The origin of the Lilesville gravels have been debated for >150 years. Proposed ages for the deposits range from Late Eocene to Pleistocene. Based on regional stratigraphy, Owens (1989) assigned the deposits to the Lower Pliocene. That age is younger than predicted by regional curves for ages of terrace deposits relative to their heights above river level (Mills, 2000). The Lilesville gravels range from 87 to 107 meters above the current Pee Dee River, suggesting they are 7 to 12 Ma (Upper Miocene).

Channel fills, channel bars, pebble lags, trough cross bedding, mud clasts, and mud drapes occur in the quarry. These features define several facies in the Lilesville gravels. In stratigraphic order (oldest to youngest) they are: 1) an imbricated clast-supported conglomerate with a medium- to coarse-grained lithic arenite matrix; 2) a lenticular silt- to medium-grained, lithic arenite partly interbedded with the conglomerate; 3) a pebbly cross-bedded medium- to coarse-grained lithic arenite; and 4) a mottled medium- to coarse-grained lithic arenite. Flow indicators suggest southwest transport. Multi-frequency GPR profiles have been acquired to project facies boundaries into the high-wall exposure and to locate crystalline basement beneath the quarry floor. The top of the Lilesville gravels is commonly marked by a pebble lag horizon overlain by a medium- to coarse-grained, well-sorted quartz arenite interpreted as an aeolian deposit (Pinehurst Fm?). C14 dates of charcoal samples from the aeolian sand are 1638 +/- 46 calendar years BP (or 312 AD +/- 46).

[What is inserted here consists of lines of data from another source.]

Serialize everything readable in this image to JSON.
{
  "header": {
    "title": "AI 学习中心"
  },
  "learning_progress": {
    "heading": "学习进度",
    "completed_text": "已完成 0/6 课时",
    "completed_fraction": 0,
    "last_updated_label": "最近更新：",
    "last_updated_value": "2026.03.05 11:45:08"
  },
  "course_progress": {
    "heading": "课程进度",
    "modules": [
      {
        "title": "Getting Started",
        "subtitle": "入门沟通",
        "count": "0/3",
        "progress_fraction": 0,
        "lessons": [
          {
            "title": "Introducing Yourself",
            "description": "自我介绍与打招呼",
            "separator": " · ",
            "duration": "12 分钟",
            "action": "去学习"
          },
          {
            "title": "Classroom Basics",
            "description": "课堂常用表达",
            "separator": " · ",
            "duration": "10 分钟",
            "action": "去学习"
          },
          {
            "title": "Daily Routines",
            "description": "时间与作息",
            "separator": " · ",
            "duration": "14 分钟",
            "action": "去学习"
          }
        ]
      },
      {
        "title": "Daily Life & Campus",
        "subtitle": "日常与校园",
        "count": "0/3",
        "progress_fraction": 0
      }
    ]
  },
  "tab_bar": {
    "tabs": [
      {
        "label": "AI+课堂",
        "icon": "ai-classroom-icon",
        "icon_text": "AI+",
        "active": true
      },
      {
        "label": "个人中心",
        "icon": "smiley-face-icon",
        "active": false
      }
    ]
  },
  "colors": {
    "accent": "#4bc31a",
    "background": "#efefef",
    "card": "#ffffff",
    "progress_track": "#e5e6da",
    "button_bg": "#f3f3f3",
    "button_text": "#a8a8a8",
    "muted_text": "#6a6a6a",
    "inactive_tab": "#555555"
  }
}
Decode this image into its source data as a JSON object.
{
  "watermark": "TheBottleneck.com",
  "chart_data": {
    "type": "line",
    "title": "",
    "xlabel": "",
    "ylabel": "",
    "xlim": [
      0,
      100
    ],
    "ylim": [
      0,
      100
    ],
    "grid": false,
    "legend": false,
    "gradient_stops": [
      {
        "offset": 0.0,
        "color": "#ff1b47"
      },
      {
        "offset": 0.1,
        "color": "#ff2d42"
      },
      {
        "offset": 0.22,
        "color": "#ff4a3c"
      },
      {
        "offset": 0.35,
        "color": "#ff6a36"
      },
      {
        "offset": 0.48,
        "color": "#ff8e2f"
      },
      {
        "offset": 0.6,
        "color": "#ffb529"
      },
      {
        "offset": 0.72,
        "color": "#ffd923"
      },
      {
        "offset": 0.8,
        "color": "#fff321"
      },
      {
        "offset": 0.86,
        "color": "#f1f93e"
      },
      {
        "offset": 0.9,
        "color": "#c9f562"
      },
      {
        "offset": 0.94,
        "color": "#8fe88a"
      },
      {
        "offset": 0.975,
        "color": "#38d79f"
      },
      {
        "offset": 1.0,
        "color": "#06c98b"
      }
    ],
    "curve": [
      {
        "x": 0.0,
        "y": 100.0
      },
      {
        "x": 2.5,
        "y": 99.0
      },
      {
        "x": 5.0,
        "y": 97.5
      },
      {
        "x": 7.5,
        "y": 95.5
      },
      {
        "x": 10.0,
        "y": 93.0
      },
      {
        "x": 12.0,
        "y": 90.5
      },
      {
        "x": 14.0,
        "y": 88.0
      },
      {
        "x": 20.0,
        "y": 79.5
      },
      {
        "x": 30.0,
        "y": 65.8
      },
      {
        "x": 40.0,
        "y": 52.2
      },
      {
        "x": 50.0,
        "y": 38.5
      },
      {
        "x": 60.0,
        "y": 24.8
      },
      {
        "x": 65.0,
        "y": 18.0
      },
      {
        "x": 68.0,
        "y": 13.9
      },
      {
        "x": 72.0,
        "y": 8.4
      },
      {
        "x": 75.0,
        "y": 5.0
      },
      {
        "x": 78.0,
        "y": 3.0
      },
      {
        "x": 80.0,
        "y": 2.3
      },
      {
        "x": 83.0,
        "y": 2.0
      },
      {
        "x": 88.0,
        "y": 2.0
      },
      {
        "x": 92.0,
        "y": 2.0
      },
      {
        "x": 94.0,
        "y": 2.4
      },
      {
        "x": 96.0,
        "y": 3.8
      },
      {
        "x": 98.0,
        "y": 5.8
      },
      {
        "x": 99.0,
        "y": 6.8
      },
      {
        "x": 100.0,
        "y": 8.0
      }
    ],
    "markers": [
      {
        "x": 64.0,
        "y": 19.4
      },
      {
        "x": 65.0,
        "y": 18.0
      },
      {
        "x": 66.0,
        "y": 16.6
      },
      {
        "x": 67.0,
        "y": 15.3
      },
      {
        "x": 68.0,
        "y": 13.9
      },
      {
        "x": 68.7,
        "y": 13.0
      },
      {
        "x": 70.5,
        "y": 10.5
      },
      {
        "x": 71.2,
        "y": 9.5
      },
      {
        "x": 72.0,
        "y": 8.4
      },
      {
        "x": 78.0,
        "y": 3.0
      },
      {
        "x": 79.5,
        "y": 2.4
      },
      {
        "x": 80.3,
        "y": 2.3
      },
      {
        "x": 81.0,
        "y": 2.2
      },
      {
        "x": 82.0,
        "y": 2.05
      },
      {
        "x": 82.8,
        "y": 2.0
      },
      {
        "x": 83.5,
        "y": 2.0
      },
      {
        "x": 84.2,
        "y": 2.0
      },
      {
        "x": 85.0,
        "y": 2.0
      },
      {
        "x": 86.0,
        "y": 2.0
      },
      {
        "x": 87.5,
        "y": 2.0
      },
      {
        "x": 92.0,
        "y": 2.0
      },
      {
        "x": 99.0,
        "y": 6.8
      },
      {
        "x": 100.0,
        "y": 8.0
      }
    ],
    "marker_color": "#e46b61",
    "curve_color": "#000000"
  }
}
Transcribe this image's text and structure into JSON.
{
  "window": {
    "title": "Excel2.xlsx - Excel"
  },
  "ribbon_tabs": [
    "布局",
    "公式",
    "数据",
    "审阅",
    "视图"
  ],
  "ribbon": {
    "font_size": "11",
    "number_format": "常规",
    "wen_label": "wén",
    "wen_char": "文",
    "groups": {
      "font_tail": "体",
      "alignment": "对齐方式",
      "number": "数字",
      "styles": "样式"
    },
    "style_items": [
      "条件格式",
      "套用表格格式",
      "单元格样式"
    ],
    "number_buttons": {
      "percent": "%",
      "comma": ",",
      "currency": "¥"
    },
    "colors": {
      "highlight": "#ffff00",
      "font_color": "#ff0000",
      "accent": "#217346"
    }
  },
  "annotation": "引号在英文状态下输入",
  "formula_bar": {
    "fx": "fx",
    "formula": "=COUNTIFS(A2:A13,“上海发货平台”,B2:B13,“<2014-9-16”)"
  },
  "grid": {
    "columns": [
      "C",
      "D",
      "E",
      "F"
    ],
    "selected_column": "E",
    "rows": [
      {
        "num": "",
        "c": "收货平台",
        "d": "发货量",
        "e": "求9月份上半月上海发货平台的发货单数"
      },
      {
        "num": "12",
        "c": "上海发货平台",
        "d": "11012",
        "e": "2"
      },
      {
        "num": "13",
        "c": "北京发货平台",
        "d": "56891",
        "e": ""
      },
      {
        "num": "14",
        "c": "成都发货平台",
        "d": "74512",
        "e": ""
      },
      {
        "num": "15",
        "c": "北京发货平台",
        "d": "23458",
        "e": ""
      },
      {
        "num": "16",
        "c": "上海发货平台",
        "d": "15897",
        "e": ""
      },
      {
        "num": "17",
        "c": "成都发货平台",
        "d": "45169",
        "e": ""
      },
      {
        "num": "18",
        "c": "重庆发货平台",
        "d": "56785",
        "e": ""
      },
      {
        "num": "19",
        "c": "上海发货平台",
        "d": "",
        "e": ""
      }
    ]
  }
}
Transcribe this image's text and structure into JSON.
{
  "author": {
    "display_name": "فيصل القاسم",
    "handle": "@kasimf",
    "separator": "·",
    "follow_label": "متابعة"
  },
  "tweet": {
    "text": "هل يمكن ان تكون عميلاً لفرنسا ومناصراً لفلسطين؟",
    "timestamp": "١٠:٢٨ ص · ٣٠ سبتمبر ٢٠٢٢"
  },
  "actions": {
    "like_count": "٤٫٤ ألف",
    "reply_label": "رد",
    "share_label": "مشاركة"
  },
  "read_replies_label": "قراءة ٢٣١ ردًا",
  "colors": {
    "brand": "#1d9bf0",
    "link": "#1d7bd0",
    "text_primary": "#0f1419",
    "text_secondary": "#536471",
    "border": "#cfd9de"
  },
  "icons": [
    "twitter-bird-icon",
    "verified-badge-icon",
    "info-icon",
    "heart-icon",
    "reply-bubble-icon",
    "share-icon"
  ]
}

The Lilesville gravels were deposited by the ancestral Pee Dee River when it was a braided stream flowing to the southwest. This suggests that uplift associated with the Cape Fear arch may have influenced the regional river flow pattern, and that a wetter paleoclimate in the Late Miocene to Early Pliocene may have been responsible for a larger discharge and bed load than currently exist.